This is one of those books that are the literary equivalent of going on a hike up a mountain. With 600 odd pages lying ahead and small type on a small side margined layout it is clear that this is going to be slow going.
As a result it seems sensible to split the book into the three parts that Tolstoy does with the first part introducing you to the world of two sisters living in Saint Petersburg in 1914.
Russia is a country full of opposing voices and characters like Rasputin running around soiling the reputation of the Tsar. Everyone has a view of what should be introduced to change the country and although hardly any agree on the way the future should look they all agree on the need for change.
Against the back drop of political meetings where the white middle and upper classes tentatively mix with the working class there are two sisters that are part of that world. Katrina and Dasha are moving with the times hosting and attending meetings where dangerous ideas are aired.

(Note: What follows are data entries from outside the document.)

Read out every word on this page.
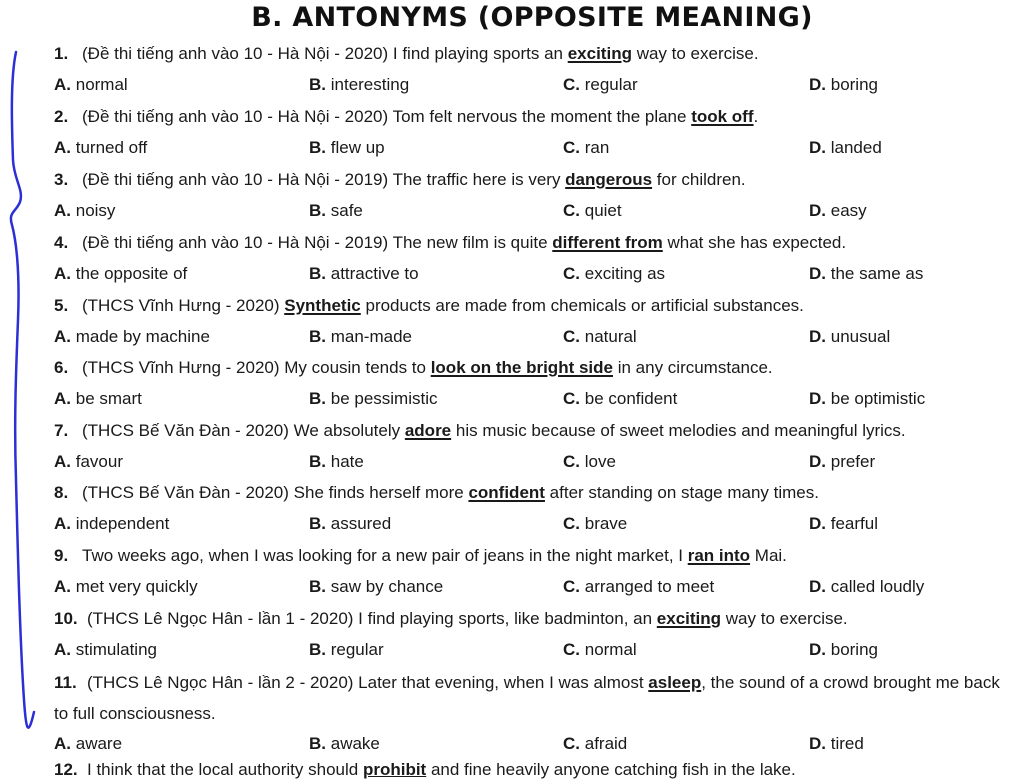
B. ANTONYMS (OPPOSITE MEANING)
1. (Đề thi tiếng anh vào 10 - Hà Nội - 2020) I find playing sports an exciting way to exercise.
A. normal	B. interesting	C. regular	D. boring
2. (Đề thi tiếng anh vào 10 - Hà Nội - 2020) Tom felt nervous the moment the plane took off.
A. turned off	B. flew up	C. ran	D. landed
3. (Đề thi tiếng anh vào 10 - Hà Nội - 2019) The traffic here is very dangerous for children.
A. noisy	B. safe	C. quiet	D. easy
4. (Đề thi tiếng anh vào 10 - Hà Nội - 2019) The new film is quite different from what she has expected.
A. the opposite of	B. attractive to	C. exciting as	D. the same as
5. (THCS Vĩnh Hưng - 2020) Synthetic products are made from chemicals or artificial substances.
A. made by machine	B. man-made	C. natural	D. unusual
6. (THCS Vĩnh Hưng - 2020) My cousin tends to look on the bright side in any circumstance.
A. be smart	B. be pessimistic	C. be confident	D. be optimistic
7. (THCS Bế Văn Đàn - 2020) We absolutely adore his music because of sweet melodies and meaningful lyrics.
A. favour	B. hate	C. love	D. prefer
8. (THCS Bế Văn Đàn - 2020) She finds herself more confident after standing on stage many times.
A. independent	B. assured	C. brave	D. fearful
9. Two weeks ago, when I was looking for a new pair of jeans in the night market, I ran into Mai.
A. met very quickly	B. saw by chance	C. arranged to meet	D. called loudly
10. (THCS Lê Ngọc Hân - lần 1 - 2020) I find playing sports, like badminton, an exciting way to exercise.
A. stimulating	B. regular	C. normal	D. boring
11. (THCS Lê Ngọc Hân - lần 2 - 2020) Later that evening, when I was almost asleep, the sound of a crowd brought me back to full consciousness.
A. aware	B. awake	C. afraid	D. tired
12. I think that the local authority should prohibit and fine heavily anyone catching fish in the lake.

At one of the meetings the brooding but clearly influential poet is on the stage and he mentions to Dasha that he visited her sister’s home for one of the salons she held. Katrina fell under the poet’s spell and imperils her marriage by sleeping with the man who then threw her to one side having fulfilled his curiosity with her.

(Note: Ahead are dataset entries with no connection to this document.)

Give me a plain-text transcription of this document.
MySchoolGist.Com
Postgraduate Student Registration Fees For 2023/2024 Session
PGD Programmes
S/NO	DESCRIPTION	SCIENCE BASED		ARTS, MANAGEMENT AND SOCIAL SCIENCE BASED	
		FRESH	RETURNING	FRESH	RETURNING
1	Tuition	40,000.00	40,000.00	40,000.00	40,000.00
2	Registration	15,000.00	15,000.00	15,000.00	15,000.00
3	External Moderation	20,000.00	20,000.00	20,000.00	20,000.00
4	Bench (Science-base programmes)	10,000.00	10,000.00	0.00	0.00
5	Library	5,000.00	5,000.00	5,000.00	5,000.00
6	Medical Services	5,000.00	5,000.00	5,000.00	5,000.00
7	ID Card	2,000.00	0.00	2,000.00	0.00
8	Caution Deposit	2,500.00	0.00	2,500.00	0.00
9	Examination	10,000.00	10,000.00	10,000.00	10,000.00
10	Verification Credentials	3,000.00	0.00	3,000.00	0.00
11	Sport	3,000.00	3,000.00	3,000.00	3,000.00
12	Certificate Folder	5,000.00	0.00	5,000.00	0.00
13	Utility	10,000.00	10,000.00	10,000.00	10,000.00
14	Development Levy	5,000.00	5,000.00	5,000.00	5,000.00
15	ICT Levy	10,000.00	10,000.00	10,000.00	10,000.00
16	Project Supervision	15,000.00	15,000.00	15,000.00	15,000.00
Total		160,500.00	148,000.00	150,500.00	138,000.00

Dasha finds out about the affair and demands that her sister reveals it to her husband thereby ending the marriage. The sisters split apart with Dasha finishing her exams and heading back to her father’s flat and her sister going to Paris.
Then Arch Duke Ferdinand is shot and the pause before the start of the First World War starts. All Dasha can think about is the man she met in St Petersburg who also shared her trip to the Volga to see her father. She is in love but he seems so far away.
A great tale of love and loss with the different characters being built up to overlap at various stages later on.